Competition is also on the rise for rank-and-file employees, prompting some companies to get creative. California brand Papa & Barkley recently started five-day “unplugged weekends” where employees aren’t supposed to engage in work correspondence. Parallel, a private multistate producer of cannabis products, offers pet insurance and tuition reimbursement.


Executives from well-known brands are now popping up in the once-shunned industry with greater frequency. Examples include Setti Coscarella, a former lead strategist at Philip Morris International, who’s now CEO of Taat Lifestyle & Wellness Ltd., which makes hemp cigarettes with CBD. Hydrofarm Holdings Group Inc.’s CEO Bill Toler previously had the same role at Twinkies-maker Hostess Brands Inc.

Toler said in an interview that when he got a call from a recruiter in late 2018, he hardly hesitated. “Over a 40-year career, I’ve seen very few sea changes in our culture that will parallel what will happen in cannabis,” he said.

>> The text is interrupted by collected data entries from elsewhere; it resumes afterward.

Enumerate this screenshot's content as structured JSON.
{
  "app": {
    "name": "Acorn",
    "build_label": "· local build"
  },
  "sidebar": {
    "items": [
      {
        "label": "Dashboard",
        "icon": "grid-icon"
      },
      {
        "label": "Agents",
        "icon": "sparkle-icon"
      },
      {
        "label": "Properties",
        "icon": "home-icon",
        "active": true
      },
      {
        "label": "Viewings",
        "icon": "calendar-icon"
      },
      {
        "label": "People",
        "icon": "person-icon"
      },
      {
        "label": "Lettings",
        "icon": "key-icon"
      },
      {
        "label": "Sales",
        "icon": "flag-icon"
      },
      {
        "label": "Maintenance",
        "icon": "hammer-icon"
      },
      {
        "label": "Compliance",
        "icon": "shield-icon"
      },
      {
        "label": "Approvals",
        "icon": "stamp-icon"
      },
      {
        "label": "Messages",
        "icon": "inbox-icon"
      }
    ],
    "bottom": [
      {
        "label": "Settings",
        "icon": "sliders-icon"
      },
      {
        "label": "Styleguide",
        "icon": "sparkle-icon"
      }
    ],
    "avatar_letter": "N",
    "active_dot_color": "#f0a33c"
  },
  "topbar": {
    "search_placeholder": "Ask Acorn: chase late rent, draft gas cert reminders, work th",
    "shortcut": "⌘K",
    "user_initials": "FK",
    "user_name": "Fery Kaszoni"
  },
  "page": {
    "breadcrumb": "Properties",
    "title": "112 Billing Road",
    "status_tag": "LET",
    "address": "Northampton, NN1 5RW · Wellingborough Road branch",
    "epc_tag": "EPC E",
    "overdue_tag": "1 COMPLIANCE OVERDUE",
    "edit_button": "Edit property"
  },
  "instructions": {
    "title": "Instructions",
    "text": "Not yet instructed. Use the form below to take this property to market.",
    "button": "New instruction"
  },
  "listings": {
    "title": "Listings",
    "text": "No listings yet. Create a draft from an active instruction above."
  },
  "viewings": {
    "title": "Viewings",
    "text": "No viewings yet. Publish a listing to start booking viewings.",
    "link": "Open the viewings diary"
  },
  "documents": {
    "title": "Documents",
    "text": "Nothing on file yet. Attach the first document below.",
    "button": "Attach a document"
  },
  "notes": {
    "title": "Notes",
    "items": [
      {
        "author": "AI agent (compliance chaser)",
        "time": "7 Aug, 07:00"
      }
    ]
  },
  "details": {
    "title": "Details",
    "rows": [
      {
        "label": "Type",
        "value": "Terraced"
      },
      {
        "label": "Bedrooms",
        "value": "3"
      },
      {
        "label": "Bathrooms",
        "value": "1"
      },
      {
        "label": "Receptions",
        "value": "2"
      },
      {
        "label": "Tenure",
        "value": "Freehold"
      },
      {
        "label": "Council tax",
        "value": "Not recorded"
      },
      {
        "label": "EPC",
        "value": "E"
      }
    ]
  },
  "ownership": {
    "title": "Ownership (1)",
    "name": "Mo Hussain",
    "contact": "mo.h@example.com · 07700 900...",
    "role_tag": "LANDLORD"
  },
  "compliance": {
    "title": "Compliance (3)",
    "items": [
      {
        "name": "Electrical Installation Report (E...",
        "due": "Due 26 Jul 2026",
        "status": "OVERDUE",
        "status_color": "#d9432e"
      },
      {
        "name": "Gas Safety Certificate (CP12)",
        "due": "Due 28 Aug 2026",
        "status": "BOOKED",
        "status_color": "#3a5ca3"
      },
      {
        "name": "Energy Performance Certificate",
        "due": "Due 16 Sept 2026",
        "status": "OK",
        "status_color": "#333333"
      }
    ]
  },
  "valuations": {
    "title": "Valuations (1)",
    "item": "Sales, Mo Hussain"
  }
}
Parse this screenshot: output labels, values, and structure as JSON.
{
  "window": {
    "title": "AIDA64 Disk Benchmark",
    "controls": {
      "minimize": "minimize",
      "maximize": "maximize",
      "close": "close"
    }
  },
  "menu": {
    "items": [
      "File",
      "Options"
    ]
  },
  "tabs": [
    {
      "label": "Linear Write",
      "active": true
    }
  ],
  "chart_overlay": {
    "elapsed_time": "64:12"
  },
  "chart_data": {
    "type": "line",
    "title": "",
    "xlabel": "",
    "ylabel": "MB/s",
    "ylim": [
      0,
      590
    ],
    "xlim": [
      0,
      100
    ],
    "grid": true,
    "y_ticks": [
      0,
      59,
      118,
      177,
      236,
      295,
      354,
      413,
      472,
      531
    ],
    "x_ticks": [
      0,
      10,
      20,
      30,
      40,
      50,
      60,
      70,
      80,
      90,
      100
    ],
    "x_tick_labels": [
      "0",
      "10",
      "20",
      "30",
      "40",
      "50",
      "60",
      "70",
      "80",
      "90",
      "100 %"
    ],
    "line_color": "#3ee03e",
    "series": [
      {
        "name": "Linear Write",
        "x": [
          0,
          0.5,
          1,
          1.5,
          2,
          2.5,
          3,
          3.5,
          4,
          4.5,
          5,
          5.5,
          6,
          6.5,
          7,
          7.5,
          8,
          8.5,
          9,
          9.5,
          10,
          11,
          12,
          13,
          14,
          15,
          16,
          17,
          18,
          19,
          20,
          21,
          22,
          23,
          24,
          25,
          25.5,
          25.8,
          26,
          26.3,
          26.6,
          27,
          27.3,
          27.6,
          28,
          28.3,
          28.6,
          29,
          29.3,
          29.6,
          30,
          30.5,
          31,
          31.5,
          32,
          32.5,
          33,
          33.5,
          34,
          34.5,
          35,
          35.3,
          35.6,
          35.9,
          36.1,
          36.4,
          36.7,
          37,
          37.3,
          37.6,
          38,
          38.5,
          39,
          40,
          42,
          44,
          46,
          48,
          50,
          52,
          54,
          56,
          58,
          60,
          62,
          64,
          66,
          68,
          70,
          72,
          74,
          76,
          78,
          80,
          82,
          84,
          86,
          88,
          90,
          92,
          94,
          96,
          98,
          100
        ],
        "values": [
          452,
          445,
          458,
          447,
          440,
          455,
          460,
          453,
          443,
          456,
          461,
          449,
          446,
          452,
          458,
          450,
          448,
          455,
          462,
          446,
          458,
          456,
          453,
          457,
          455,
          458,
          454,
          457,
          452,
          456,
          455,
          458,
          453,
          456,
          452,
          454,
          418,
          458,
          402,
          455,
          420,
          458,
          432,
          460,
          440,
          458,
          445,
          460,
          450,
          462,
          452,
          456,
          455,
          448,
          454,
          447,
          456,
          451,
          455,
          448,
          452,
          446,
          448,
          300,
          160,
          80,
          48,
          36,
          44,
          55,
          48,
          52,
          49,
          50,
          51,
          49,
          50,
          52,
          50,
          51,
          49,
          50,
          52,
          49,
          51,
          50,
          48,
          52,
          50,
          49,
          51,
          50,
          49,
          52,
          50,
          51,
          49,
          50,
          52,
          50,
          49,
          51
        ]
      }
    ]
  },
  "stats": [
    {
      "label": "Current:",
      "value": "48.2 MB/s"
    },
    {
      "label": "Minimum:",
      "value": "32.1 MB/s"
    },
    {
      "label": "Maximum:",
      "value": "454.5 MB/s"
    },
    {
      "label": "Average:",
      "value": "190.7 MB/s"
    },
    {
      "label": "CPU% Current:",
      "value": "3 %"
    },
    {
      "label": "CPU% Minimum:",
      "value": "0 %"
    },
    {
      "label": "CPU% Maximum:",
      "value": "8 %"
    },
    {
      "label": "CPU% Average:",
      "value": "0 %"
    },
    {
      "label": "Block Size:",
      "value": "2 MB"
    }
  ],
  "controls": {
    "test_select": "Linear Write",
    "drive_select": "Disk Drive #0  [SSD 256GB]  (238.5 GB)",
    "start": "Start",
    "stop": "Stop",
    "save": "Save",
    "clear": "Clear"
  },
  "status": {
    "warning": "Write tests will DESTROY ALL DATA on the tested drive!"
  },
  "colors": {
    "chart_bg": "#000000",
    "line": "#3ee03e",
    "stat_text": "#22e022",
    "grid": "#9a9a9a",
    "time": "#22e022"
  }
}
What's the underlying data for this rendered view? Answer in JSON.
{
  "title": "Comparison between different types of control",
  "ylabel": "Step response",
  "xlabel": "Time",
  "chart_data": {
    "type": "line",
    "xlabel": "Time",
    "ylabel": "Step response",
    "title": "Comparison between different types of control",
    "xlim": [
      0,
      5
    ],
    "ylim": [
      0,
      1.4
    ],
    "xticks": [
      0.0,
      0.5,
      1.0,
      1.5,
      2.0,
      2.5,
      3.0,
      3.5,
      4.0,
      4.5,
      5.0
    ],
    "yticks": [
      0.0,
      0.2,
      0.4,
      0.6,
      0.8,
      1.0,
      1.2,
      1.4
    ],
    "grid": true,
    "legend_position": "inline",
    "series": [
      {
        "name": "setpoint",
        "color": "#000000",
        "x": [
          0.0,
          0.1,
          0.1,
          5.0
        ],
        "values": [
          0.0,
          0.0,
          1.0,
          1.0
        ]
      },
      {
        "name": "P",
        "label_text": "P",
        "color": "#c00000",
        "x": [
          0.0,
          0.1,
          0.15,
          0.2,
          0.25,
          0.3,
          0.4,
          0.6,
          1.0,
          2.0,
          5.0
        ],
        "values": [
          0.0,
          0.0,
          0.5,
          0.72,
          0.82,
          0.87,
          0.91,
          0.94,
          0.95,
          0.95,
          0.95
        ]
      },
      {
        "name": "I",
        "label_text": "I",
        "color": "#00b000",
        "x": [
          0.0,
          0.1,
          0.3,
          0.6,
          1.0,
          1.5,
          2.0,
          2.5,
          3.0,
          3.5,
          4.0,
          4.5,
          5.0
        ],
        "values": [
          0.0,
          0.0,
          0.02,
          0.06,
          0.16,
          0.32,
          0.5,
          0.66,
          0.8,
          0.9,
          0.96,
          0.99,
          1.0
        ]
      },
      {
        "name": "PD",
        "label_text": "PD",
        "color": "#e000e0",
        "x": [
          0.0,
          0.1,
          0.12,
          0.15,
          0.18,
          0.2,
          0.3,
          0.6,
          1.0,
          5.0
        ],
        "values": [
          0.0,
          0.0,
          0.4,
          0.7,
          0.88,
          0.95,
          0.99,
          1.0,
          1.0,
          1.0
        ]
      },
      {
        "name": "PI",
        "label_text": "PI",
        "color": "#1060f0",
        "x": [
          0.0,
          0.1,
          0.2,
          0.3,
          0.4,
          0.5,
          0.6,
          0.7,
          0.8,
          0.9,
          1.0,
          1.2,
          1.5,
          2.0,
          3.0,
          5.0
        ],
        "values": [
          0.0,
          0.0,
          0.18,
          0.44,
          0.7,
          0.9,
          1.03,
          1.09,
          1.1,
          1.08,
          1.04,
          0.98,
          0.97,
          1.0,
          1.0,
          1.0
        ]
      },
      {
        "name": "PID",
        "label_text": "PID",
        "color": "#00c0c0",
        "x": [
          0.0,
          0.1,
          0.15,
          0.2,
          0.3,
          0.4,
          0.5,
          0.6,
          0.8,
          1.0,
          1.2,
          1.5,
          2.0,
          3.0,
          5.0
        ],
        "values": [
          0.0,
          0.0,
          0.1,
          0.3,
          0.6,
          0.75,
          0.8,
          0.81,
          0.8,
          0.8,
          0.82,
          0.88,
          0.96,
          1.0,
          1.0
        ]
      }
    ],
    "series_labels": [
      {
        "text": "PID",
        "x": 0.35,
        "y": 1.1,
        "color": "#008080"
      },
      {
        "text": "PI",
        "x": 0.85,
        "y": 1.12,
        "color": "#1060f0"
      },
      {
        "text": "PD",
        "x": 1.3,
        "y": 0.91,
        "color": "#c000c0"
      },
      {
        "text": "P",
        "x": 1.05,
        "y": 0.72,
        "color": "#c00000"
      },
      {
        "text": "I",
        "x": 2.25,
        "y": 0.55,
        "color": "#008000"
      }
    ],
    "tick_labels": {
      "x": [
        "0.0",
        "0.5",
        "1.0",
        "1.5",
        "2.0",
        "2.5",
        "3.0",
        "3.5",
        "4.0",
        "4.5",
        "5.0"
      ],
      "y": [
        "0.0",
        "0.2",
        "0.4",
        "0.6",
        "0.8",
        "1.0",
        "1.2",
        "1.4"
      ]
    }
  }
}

Top executive salaries are now commensurate with many other industries — from $250,000 to $500,000. But Bernard said finding qualified candidates remains a challenge. Since the sector is so young, there’s no pool of seasoned veterans. And while industries from tobacco and alcohol to pharmaceuticals and cosmetics are supplying good candidates, culture clashes can be an issue.

And then, there’s the most awkward unknown — has the new potential cannabis executive actually tried the federally illegal product?

“We don’t ask to that level of detail,” Bernard said. “We often ask, ‘what is your experience with cannabis?’ And so many people open up, and say cannabis really helped someone in their family overcome cancer or deal with disease.”